Mining and Minerals

Southern California may not be well known for its mineral wealth beyond its oil, but there are plenty of different minerals and natural resources to be found here.

The Native Americans that formerly resided here used the many tar and oil seeps to provide waterproofing to roofs and boats. Some of those seeps still exist today, though much smaller than they once were. Oil seeps are places where oil and/or tar, a much thicker substance, emerges onto the surface in a similar manner as a spring. Some of the more prolific seeps are rather famous, as the La Brea Pits can certainly attest to. They have been around for quite some time and have trapped quite a few fossils within them. Other seeps, such as the ones within Wiley Canyon in the Santa Clarita area, are far smaller and most likely more recent. Oil, from wells, began in the late 1800’s in the Pico Canyon area of Santa Clarita. Some of those wells still produce oil today. Through the 1910’s and 1920’s, other oil fields came online in the Los Angeles area which helped make, and break, the wealth of those drilling.  Places such as Signal Hill, Baldwin Hills were the first major oil strikes. In time, oil fields were found near downtown Los Angeles, Puente Hills, La Brea, and Ventura County. Oil companies such as Standard Oil of California (now Chevron) and Union Oil Company of California (now Union 76) got their starts with oil fields in Southern California as well.

Oil, however, wasn’t always king.
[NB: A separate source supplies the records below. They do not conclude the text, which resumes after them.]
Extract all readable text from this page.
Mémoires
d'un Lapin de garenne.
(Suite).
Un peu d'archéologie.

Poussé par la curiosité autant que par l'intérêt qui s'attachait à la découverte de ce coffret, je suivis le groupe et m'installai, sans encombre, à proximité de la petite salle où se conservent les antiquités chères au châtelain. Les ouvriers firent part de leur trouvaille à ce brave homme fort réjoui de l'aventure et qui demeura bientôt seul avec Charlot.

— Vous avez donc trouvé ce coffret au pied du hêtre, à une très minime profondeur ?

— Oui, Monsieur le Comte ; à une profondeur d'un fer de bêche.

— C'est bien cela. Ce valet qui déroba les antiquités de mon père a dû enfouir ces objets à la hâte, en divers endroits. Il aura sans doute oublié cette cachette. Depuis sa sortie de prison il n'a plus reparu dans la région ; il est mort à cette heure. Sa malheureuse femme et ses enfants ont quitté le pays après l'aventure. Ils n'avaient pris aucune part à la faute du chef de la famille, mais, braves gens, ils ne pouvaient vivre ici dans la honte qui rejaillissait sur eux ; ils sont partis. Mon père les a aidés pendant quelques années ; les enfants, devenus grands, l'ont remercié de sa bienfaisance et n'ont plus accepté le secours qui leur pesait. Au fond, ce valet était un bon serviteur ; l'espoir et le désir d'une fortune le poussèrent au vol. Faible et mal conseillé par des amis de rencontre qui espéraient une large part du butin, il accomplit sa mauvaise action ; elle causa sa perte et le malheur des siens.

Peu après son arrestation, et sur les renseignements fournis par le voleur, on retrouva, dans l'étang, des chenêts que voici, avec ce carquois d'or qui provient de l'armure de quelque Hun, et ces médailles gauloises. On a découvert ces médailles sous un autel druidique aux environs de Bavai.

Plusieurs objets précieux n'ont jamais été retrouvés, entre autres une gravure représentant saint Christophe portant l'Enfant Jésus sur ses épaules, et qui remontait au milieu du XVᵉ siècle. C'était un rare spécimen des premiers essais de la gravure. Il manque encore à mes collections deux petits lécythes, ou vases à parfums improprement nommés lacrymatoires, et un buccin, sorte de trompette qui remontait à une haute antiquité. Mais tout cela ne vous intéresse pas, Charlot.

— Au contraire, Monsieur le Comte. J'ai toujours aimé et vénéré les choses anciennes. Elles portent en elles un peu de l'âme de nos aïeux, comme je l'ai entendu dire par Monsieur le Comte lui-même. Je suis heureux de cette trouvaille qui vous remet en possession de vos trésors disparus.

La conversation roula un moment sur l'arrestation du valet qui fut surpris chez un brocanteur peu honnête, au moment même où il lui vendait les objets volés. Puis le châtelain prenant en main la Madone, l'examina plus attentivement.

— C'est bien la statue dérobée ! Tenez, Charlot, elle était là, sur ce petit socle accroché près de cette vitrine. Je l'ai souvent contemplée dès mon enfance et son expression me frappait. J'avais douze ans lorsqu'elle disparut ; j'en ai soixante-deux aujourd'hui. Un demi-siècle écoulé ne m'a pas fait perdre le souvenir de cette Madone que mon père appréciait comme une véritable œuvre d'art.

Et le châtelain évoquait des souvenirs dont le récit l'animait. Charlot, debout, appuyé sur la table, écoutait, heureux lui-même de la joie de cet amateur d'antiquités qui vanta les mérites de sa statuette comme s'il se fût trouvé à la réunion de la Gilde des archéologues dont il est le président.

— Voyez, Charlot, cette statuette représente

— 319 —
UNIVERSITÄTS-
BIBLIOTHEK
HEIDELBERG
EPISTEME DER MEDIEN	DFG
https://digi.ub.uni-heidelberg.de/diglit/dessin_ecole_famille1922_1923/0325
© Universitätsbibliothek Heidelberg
Gold, a mineral/native element which the entire State of California owes its existence to, was discovered early as well. Small gold mines existed in the late 1700’s, though not producing much. The first real major strike, in 1842, was in Placerita Canyon in the Santa Clarita area. This strike produced the first gold rush in California, more than six years before the discovery near Coloma, California in 1848. While that later strike precipitated the California Gold Rush, this smaller discovery still was big for its day. The gold found was mostly placer gold, which was eroded from the adjacent mountains instead of being mined using tunneling methods. Later discoveries of gold were in the Acton area in northern Los Angeles County in the late 1800’s. Other gold mining areas include portions of the San Gabriel Mountains and the San Bernardino Mountains, such as near Holcomb Valley near Big Bear.

Other minerals such as Titanium, Copper, Iron, and Coal have also been mined in large numbers in Southern California. Some of those mines continue today, though not producing nearly as much as they once did. Rare earth minerals have also been mined here as well, such as the mine near Mountain Pass along I-15 near the Nevada border.